The Eucharist is a divine drama, a mystery that reveals God to us in the life and death of Christ. In Christ, God reaches out to us, inviting us to find our life not on our own terms but on God’s. In Christ, God reveals a world in which people are not just nice to each other but love each other, loving to the point of suffering for one another. In the Eucharist, this world is exposed as a place in which we are afraid of one another, fearful that if we really share ourselves with others we will be ridiculed or dismissed or possibly exploited.
The Eucharist is a sign of a kingdom yet to come, a kingdom God, not us, will bring into being. In Christ God reveals God’s kingdom to us and human being as God created humanity to be, a way of being together you and I can only imagine. The Eucharist is a foretaste and always is celebrated under the shadow of the cross. Christ suffered death not because people were not being nice to each other but because God refused to return evil for evil. Christ laid down his life, the gospel of John tells us: “No one takes it from me.” The church can get into a lot of trouble and often has when we forget that Christ was crucified precisely by the “good” people, the “religious” people. Jesus’ life and death was, and continues to be, a threat to a world in which only the strong survive and love has been reduced to a warm and fuzzy feeling.
We are fed this morning and every Sunday, not with five barley loaves and two fish as on the day Jesus fed the five thousand, but with bread and wine. The bread and the wine are sacramental, “outward and visible signs of an inward and spiritual grace,” the grace of God in revealing Godself to us in the life, death and resurrection of Christ, the revelation of God as Father, Son and Holy Spirit, a communion of love into which by grace we are invited to share in and show forth. We take part in this holy eucharist so that we might become bread and wine to the whole world, instruments of God’s love, mercy and peace, signs and symbols to others of Christ.

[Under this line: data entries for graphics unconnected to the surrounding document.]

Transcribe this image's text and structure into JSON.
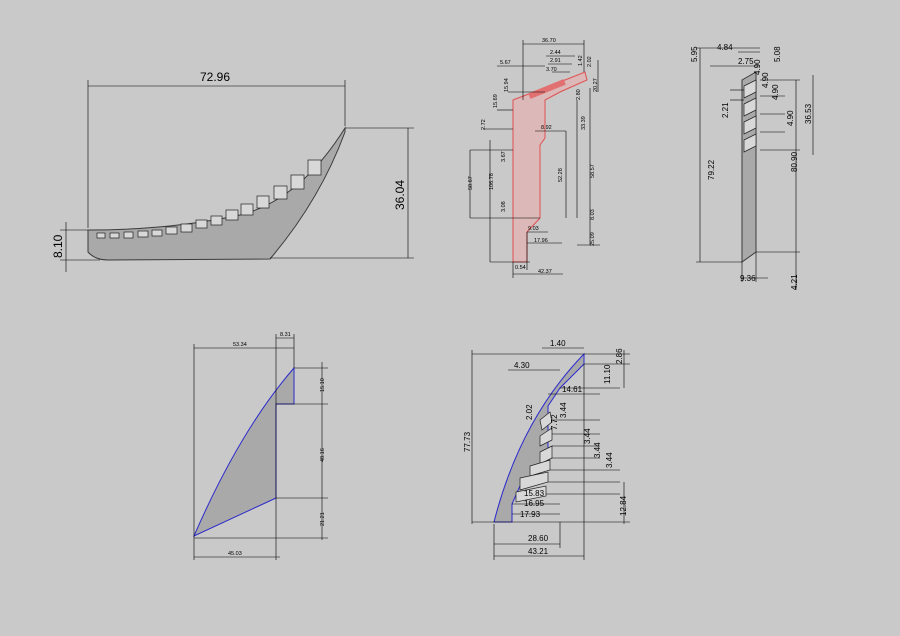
{
  "views": {
    "side": {
      "width": "72.96",
      "height": "36.04",
      "base": "8.10"
    },
    "section": {
      "labels": [
        "36.70",
        "2.44",
        "2.91",
        "3.70",
        "1.42",
        "2.02",
        "5.67",
        "15.94",
        "15.69",
        "2.72",
        "2.80",
        "20.27",
        "8.92",
        "33.39",
        "3.67",
        "50.67",
        "106.78",
        "52.28",
        "58.57",
        "3.08",
        "8.03",
        "9.03",
        "17.96",
        "25.09",
        "0.54",
        "42.37"
      ]
    },
    "edge": {
      "labels": [
        "5.95",
        "4.84",
        "5.08",
        "2.75",
        "4.90",
        "4.90",
        "4.90",
        "2.21",
        "4.90",
        "36.53",
        "79.22",
        "80.90",
        "9.36",
        "4.21"
      ]
    },
    "front_left": {
      "labels": [
        "8.31",
        "53.34",
        "15.10",
        "48.16",
        "21.21",
        "45.03"
      ]
    },
    "front_right": {
      "labels": [
        "1.40",
        "2.86",
        "4.30",
        "11.10",
        "14.61",
        "2.02",
        "7.72",
        "3.44",
        "3.44",
        "3.44",
        "3.44",
        "77.73",
        "15.83",
        "16.95",
        "17.93",
        "12.84",
        "28.60",
        "43.21"
      ]
    }
  }
}
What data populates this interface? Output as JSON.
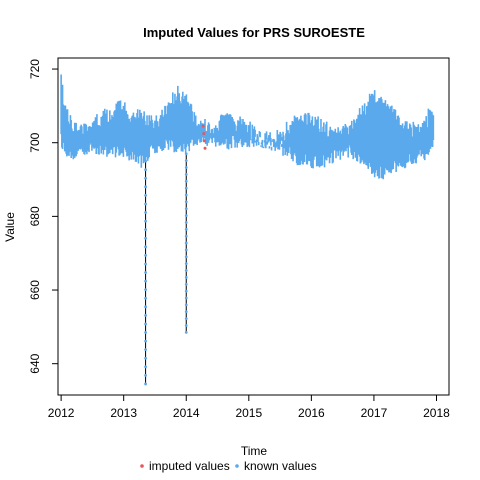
{
  "chart_data": {
    "type": "line",
    "title": "Imputed Values for  PRS SUROESTE",
    "xlabel": "Time",
    "ylabel": "Value",
    "xlim": [
      2011.95,
      2018.2
    ],
    "ylim": [
      631.5,
      723
    ],
    "x_ticks": [
      "2012",
      "2013",
      "2014",
      "2015",
      "2016",
      "2017",
      "2018"
    ],
    "y_ticks": [
      "640",
      "660",
      "680",
      "700",
      "720"
    ],
    "legend": {
      "placement": "bottom",
      "entries": [
        {
          "label": "imputed values",
          "color": "#e8575a"
        },
        {
          "label": "known values",
          "color": "#5aa9ec"
        }
      ]
    },
    "series": [
      {
        "name": "known values",
        "color": "#5aa9ec",
        "band": {
          "x": [
            2012.0,
            2012.05,
            2012.15,
            2012.3,
            2012.5,
            2012.75,
            2012.95,
            2013.1,
            2013.3,
            2013.5,
            2013.7,
            2013.85,
            2014.0,
            2014.2,
            2014.4,
            2014.6,
            2014.8,
            2015.0,
            2015.25,
            2015.5,
            2015.75,
            2016.0,
            2016.2,
            2016.4,
            2016.6,
            2016.8,
            2017.0,
            2017.2,
            2017.4,
            2017.6,
            2017.8,
            2017.95
          ],
          "upper": [
            719,
            712,
            709,
            705,
            707,
            710,
            712,
            710,
            709,
            707,
            711,
            716,
            714,
            706,
            707,
            708,
            708,
            706,
            703,
            704,
            708,
            709,
            706,
            705,
            706,
            710,
            715,
            712,
            708,
            706,
            708,
            711
          ],
          "lower": [
            699,
            697,
            695,
            696,
            697,
            696,
            696,
            695,
            693,
            697,
            698,
            697,
            697,
            699,
            699,
            698,
            698,
            698,
            698,
            697,
            694,
            693,
            693,
            695,
            696,
            694,
            690,
            690,
            692,
            694,
            695,
            697
          ]
        },
        "spikes": [
          {
            "x": 2013.35,
            "min": 634.5,
            "max": 695
          },
          {
            "x": 2014.0,
            "min": 648.5,
            "max": 697
          }
        ]
      },
      {
        "name": "imputed values",
        "color": "#e8575a",
        "points": [
          {
            "x": 2014.27,
            "y": 704.5
          },
          {
            "x": 2014.28,
            "y": 702.5
          },
          {
            "x": 2014.29,
            "y": 700.5
          },
          {
            "x": 2014.3,
            "y": 698.5
          }
        ]
      }
    ]
  }
}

One day we will not need signs, symbols, and sacraments. One day, God will be all in all and what we can only barely imagine now will be. One day the whole world will be gathered together as one, fed by the hand of God, satisfied to the full. “For now, we see in a mirror, dimly,” writes Paul, “but then we will see face to face. Now I only know in part; then I will know fully, even as I have been fully known.” For now, we must use signs and symbols – a sanctuary, a bit of bread, a sip of wine, an empty cross, a baptismal font, a holy table. For now, breaking bread together is the sign of the mystery of faith: Christ has died. Christ has risen. Christ will come again.